KLIMONTÓW – kościół p.w. Najświętszej Maryi Panny i Świętego Jacka
oraz klasztor podominikański
Zespól klasztory z kościołem ufundował w 1617 – 1623 r. kanclerz Ossoliński.
Kościół św. Jacka jest orientowany, wybudowany w typie kościołów o ściennofilarowej konstrukcji często spotykanych w Polsce. Podobny charakter ma kościół w Piotrkowicach. Ten typ kościoła polegał na wypuszczeniu ze ścian wysokich arkad utrzymujących sklepienie. Konstrukcja budowli jest gotycka, tylko ma renesansowe elementy dekoracyjne. Kościół jest jednonawowy, sklepienie kolebkowe z geometryczną sztukaterią. Prezbiterium jest wydzielone, węższe i niższe, kruchta przy ścianie zach. ma postać renesansowej kaplicy pokrytej kopułą z latarnią.
Kruchta i renesansowy portal
Widok kościoła od prezbiterium, dobrze widoczne przypory, wysokie okno, oraz renesansowy szczyt. Poniżej figura patrona świątyni – św. Jacek
z atrybutami: monstrancją i figurą MB.
Wewnątrz ciekawy ołtarz boczny – Krzyża Świętego, manierystyczny
z dużą figurą Chrystusa ukrzyżowanego. Krucyfiks był własnością Jadwigi żony króla Władysława Łokietka, w wyniku podarunków i spadku dostał się Zbigniewowi Ossolińskiemu, który podarował go Dominikanom z Klimontowa. Ołtarz przedstawia genealogię Chrystusa tzw. ,,Drzewo Jassego”.
Zespół klasztorny podominikański składa się z czterech jednopiętrowych skrzydeł zbudowanych na planie zbliżonym do kwadratu. Skrzydło południowe przylega do ściany kościoła. Przy wsch. skrzydle wieża wysunięta z lica ściany, w środku zespołu wirydarz.
Klasztor przechodził trudne chwile już od XVIII w., aż w czasach carskich uległ likwidacji.

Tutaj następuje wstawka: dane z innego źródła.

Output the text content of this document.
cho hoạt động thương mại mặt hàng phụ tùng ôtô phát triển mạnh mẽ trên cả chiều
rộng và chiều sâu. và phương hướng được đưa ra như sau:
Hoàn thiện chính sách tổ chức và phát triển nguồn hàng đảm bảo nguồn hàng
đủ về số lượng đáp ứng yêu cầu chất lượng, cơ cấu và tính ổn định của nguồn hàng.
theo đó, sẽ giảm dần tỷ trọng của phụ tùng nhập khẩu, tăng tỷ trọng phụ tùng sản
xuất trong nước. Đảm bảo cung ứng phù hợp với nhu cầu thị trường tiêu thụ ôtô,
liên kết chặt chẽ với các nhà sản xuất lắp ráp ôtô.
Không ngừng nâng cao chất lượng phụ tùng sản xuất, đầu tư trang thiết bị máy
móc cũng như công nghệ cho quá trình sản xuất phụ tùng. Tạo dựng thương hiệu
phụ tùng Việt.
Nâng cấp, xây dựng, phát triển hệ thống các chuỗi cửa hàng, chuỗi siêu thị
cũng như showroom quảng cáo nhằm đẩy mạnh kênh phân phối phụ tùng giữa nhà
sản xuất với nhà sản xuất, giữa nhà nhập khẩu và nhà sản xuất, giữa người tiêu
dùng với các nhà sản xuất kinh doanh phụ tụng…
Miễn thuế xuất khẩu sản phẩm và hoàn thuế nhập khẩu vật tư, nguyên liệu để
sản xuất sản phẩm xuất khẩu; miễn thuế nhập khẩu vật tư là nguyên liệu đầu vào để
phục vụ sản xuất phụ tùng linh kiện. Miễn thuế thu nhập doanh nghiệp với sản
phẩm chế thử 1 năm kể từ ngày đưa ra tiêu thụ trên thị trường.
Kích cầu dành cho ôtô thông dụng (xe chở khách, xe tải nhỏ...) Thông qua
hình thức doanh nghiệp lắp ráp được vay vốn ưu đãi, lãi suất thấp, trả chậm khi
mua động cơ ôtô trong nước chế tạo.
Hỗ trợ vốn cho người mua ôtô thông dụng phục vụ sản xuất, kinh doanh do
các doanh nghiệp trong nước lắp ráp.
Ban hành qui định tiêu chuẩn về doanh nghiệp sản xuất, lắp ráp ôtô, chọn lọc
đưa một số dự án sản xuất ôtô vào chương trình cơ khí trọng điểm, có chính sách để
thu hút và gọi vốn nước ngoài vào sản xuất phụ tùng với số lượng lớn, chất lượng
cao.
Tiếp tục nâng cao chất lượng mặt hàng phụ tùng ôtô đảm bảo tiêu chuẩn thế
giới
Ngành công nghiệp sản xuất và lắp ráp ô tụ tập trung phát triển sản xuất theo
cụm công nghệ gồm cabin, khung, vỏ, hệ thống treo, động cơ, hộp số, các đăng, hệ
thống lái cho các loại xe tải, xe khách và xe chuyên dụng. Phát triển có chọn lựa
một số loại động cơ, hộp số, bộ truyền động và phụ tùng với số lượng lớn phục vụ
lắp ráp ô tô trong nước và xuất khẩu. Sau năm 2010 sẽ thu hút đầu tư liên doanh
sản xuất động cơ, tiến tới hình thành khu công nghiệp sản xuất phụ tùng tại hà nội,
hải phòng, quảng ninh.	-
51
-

Popadał w ruinę, tylko ofiarność rodziny Karskich właścicieli pobliskich Górek, oraz praca mieszkańców i ks. Kuklińskiego uratowały zabytek. Od I wojny światowej mieściły się w klasztorze szkoły. Po II wojnie światowej w PRL liceum ogólnokształcące nosiło imię Brunona Jasińskiego. Ojcem Brunona był Jakub Zysman człowiek bardzo dla Klimontowa zasłużony, z pochodzenia żyd, pracował jako lekarz, szanowany ze względu na bezinteresowność (ubogich leczył za darmo). Wspólnie z Michałem Karskim i Stefanem Chajeckim prowadził działalność gospodarczą społecznikowską i dobroczynną. Zmarł w 1926 r. Jego syn Bruno przybrał nazwisko Jasiński, został komunistą, poetą awangardowym (ciekawe ile osób zna jego wiersze?) wyjechał do Związku Sowieckiego. Stwierdził, że chciałby mówić i pisać językiem Lenina, wyrzekł się polskiego obywatelstwa. Nie na wiele mu się to przydało w nowej ojczyźnie robotników i chłopów, zginął w 1938 r. w czasie czystek stalinowskich, prawdopodobnie jako szpieg z jaśniepańskiej Polski. W wolnej Polsce, dzięki postawie dwóch nauczycielek nie jest już patronem szkoły i wzorem dla młodzieży, jego wielce zasłużony ojciec ma tylko ulicę w Klimontowie.